Organic Food Is More Expensive? Hogwash!

The myth that eating well is prohibitively expensive was given another debunking the other day while I was shopping with a client at a Whole Foods market.

Looking to replace Cheerios with a healthier alternative, I recommended Nature’s Path Organic Heritage O’s, a delicious multi-grain cereal with no refined sugars.

My client, who recoiled when seeing the $7 price tag (“Seven dollars!?!?”), was slightly assuaged when she told me that a box of Cheerios was only a couple dollars cheaper. Still, $7 for cereal can be tough to swallow.

Gratefully, instant cost comparison was possible, as boxes of Cheerios were only a few feet down the aisle. (For those who think everything at Whole Foods is organic, think again.)

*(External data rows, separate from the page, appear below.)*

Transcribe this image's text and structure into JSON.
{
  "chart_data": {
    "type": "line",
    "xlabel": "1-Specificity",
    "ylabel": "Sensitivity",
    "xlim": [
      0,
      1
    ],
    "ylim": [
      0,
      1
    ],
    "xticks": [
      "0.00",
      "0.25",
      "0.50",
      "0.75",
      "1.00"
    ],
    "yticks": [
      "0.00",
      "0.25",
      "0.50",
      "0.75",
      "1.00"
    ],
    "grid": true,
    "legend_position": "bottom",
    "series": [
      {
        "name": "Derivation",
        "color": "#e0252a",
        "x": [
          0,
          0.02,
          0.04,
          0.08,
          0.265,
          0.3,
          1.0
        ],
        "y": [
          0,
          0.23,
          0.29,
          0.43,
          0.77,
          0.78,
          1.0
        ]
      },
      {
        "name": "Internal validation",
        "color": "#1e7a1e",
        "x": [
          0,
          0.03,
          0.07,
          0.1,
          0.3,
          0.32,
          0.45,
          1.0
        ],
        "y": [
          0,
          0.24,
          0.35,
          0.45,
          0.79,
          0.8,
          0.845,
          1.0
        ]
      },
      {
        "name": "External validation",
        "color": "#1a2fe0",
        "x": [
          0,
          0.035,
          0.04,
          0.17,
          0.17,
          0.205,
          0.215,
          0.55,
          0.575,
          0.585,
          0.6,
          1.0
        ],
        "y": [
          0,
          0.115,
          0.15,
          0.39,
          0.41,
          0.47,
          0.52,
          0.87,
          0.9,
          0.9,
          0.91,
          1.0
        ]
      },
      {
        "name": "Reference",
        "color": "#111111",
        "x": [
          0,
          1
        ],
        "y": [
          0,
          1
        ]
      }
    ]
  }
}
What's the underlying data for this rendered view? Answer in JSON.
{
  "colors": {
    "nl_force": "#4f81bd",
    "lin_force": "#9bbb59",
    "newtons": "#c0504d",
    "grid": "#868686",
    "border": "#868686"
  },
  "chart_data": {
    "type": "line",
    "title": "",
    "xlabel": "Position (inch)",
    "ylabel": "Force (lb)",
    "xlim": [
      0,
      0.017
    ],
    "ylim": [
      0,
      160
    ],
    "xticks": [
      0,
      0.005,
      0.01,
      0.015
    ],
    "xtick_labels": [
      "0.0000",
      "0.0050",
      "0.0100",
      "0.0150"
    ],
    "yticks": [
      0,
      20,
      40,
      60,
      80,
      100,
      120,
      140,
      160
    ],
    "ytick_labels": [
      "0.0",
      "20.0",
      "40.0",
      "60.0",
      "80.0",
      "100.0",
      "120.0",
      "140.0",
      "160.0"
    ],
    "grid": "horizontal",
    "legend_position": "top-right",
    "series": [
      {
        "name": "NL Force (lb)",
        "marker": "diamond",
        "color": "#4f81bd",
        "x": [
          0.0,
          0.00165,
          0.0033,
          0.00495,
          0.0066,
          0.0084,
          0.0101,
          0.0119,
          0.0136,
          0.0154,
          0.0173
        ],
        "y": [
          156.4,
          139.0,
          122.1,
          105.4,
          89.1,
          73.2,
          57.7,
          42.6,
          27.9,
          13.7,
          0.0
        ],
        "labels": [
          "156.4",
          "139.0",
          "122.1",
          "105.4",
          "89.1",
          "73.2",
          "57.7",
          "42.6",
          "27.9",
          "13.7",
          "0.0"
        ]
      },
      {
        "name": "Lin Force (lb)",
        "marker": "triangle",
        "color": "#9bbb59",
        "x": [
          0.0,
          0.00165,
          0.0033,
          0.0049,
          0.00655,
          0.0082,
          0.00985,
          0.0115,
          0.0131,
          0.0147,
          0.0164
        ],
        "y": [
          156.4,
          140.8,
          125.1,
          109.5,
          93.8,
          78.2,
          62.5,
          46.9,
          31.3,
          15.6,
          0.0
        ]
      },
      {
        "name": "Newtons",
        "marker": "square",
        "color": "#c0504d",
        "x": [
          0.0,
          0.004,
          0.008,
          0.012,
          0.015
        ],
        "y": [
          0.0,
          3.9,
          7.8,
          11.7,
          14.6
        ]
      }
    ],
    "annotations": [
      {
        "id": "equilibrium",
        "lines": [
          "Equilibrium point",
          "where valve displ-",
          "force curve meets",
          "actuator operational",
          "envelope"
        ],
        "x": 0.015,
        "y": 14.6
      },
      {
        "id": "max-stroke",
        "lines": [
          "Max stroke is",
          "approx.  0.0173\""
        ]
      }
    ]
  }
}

Thanks to the store’s pricing stickers, which give cost per pound in addition to actual cost, we learned that the two pound bag of the organic cereal ($3.50 per pound) was decidedly cheaper than the mass-marketed Cheerios.

The 8.9-ounce box of Cheerios was $4.49, which translates to a whopping $8.07 per pound, more than twice the cost of the Nature’s Path product. The 14-ounce box of Cheerios was $5.39, a more manageable—but still exorbitant—$6.16 per pound.

The moral of the story? Be cognizant of package sizing and per pound costs.

The healthier, better-tasting and cheaper option is Nature’s Path Heritage O’s, made with flours from organic oat, wheat, spelt, barley and quinoa. A bonus is that Nature’s Path is one of the few remaining sizable independent organic food companies.